Na sua obra, Pedro Costa parece guiado por um intento sacrificial. Como um pintor que subtraísse a harmonia às composições. Com um sobrenatural ouvido para esses “sons agudos e palavras orantes” que, “cortadas pelo tutano”, raspam no mais fundo das existências, ele intui a canção dos desequilíbrios, o magma e esses ritmos tenebrosos que desatam a pulsar quando o contraste se acicata e se torna ameaçadora a disputa entre duas forças. Ali, o negro é a cor de um combate, de uma sufocante saturação. Há nele uma noite máxima alcançada uns passos além do mundo. Mas este limiar, este “fim dos fins” tem um preço elevado.

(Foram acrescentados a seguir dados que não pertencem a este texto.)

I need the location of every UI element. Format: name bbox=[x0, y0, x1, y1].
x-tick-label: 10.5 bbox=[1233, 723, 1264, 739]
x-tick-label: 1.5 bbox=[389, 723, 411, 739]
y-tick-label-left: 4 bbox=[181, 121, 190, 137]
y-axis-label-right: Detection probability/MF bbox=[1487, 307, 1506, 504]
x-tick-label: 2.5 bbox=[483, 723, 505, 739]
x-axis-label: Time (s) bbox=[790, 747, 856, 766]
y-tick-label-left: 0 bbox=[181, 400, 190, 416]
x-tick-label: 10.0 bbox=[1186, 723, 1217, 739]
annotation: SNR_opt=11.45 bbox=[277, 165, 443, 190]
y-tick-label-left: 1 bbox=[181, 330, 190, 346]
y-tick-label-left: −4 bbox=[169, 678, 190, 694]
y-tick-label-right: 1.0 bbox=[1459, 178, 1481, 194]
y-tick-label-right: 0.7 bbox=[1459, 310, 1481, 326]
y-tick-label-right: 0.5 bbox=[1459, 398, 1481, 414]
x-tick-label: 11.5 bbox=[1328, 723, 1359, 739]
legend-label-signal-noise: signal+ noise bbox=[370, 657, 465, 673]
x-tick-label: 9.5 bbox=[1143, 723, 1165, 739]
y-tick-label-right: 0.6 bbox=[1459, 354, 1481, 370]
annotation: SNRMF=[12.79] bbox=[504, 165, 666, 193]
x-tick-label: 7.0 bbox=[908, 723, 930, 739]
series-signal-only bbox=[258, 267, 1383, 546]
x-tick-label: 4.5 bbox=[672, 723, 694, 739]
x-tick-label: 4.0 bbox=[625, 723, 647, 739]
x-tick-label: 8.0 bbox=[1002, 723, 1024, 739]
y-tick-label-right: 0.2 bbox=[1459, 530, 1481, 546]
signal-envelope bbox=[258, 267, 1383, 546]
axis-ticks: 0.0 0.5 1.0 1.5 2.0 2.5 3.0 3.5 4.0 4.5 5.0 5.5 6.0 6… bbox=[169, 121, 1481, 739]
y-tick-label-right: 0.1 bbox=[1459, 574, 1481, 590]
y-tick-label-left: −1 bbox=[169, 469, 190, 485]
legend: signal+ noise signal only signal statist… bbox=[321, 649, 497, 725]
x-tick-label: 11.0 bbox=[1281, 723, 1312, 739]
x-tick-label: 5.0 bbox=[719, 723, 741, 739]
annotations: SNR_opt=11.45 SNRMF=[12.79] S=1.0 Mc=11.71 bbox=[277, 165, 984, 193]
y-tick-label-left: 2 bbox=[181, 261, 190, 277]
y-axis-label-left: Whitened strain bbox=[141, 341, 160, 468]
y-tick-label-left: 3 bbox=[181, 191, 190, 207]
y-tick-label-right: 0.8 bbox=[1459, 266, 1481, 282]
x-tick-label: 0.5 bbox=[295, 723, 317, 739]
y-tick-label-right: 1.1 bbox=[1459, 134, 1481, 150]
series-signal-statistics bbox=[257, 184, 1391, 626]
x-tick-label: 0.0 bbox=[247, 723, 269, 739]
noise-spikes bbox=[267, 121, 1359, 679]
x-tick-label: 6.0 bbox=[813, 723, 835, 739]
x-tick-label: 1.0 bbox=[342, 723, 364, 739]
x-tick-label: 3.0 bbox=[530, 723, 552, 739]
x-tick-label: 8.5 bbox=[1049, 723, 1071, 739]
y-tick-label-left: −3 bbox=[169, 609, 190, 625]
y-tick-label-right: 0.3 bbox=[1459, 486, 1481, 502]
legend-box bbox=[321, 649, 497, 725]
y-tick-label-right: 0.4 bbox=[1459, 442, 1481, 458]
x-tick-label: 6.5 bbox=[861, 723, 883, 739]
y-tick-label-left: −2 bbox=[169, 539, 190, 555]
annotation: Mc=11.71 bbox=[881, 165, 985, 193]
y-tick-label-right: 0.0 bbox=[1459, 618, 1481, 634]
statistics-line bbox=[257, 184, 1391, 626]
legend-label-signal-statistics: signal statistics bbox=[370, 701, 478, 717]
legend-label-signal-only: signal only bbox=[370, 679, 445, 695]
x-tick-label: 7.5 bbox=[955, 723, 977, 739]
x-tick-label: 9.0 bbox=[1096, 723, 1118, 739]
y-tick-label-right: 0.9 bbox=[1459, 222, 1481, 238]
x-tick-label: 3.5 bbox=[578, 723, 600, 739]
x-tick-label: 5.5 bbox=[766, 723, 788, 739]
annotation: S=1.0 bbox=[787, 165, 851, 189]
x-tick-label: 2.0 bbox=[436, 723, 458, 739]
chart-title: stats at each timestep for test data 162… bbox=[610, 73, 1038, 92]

Um zumbido persiste em nós muito depois de nos termos disposto a perder e recuperar os sentidos diante da escuridão que, por estes dias, transformou o Museu de Serralves num outro lugar. “Pedro Costa: Companhia” é uma drástica elaboração expositiva que consegue transpor para um espaço de celebrações aquele corte transgressivo com que o cineasta nos confronta nos seus filmes. Como notou um crítico, ele “sabe muito bem que há uma cumplicidade criminosa entre a narrativa convencional e as representações historiográficas recheadas de heróis e momentos triunfais”. Ora, nesta mostra a recusa é a mesma, e não se fica pelo repúdio, mas constrói um espaço para ser percorrido por assombrações.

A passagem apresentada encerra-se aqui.